Adding a Par construct to Python?

Albert van der Horst albert at spenarnc.xs4all.nl
Wed May 27 08:58:02 EDT 2009


In article <02204669$0$25303$c3e8da3 at news.astraweb.com>,
Steven D'Aprano  <steve at REMOVE-THIS-cybersource.com.au> wrote:
>On Sun, 17 May 2009 18:24:34 +0200, Diez B. Roggisch wrote:
>
>>> But reduce()? I can't see how you can parallelize reduce(). By its
>>> nature, it has to run sequentially: it can't operate on the nth item
>>> until it is operated on the (n-1)th item.
>>
>> That depends on the operation in question. Addition for example would
>> work.
>
>You'd think so, but you'd be wrong. You can't assume addition is always
>commutative.
>
>>>> reduce(operator.add, (1.0, 1e57, -1e57))
>0.0
>>>> reduce(operator.add, (1e57, -1e57, 1.0))
>1.0
>
>
>
>> My math-skills are a bit too rusty to qualify the exact nature of
>> the operation, commutativity springs to my mind.
>
>And how is reduce() supposed to know whether or not some arbitrary
>function is commutative?

Why would it or need it?

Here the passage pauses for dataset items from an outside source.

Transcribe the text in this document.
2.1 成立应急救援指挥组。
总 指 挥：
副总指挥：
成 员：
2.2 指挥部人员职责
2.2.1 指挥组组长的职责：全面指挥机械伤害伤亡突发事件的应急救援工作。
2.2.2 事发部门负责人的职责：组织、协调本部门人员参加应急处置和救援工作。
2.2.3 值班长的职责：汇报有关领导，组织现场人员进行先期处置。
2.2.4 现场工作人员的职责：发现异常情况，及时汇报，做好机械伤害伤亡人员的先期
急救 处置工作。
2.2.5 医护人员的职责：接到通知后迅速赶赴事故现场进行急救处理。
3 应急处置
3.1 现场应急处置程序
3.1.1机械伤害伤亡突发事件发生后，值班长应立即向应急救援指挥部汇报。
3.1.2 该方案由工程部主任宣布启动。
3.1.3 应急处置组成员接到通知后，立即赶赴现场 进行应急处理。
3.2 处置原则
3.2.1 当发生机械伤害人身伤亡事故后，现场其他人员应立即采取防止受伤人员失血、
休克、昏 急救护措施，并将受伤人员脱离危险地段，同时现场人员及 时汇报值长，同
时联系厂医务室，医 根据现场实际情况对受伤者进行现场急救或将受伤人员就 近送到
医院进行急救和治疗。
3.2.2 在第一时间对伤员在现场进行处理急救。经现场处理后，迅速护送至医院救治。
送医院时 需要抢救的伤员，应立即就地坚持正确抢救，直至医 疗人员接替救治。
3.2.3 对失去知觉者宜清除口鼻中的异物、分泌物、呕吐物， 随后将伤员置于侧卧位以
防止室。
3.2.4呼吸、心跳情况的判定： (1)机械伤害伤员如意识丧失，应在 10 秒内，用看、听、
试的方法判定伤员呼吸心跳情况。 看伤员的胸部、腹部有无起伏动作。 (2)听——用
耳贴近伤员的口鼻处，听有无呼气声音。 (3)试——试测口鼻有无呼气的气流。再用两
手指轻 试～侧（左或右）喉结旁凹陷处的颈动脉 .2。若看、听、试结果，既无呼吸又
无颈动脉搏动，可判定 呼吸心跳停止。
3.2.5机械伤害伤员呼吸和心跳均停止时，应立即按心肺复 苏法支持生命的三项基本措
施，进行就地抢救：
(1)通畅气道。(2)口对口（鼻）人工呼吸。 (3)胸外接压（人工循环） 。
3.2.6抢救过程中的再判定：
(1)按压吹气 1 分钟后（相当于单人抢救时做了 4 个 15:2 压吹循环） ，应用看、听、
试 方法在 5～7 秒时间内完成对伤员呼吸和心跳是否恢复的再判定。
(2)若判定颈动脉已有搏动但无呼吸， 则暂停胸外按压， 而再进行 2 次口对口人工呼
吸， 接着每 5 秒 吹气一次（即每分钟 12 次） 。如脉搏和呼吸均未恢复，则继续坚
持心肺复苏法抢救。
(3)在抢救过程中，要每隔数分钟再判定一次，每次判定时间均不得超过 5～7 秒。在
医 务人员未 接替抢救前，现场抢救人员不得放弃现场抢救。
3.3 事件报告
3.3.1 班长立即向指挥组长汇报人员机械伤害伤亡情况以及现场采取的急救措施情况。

A Python that understands the ``par''
keyword is supposed to know it can play some tricks with
optimizing reduce() if the specific function is commutative.

>--
>Steven

Groetjes Albert

--
-- 
Albert van der Horst, UTRECHT,THE NETHERLANDS
Economic growth -- like all pyramid schemes -- ultimately falters.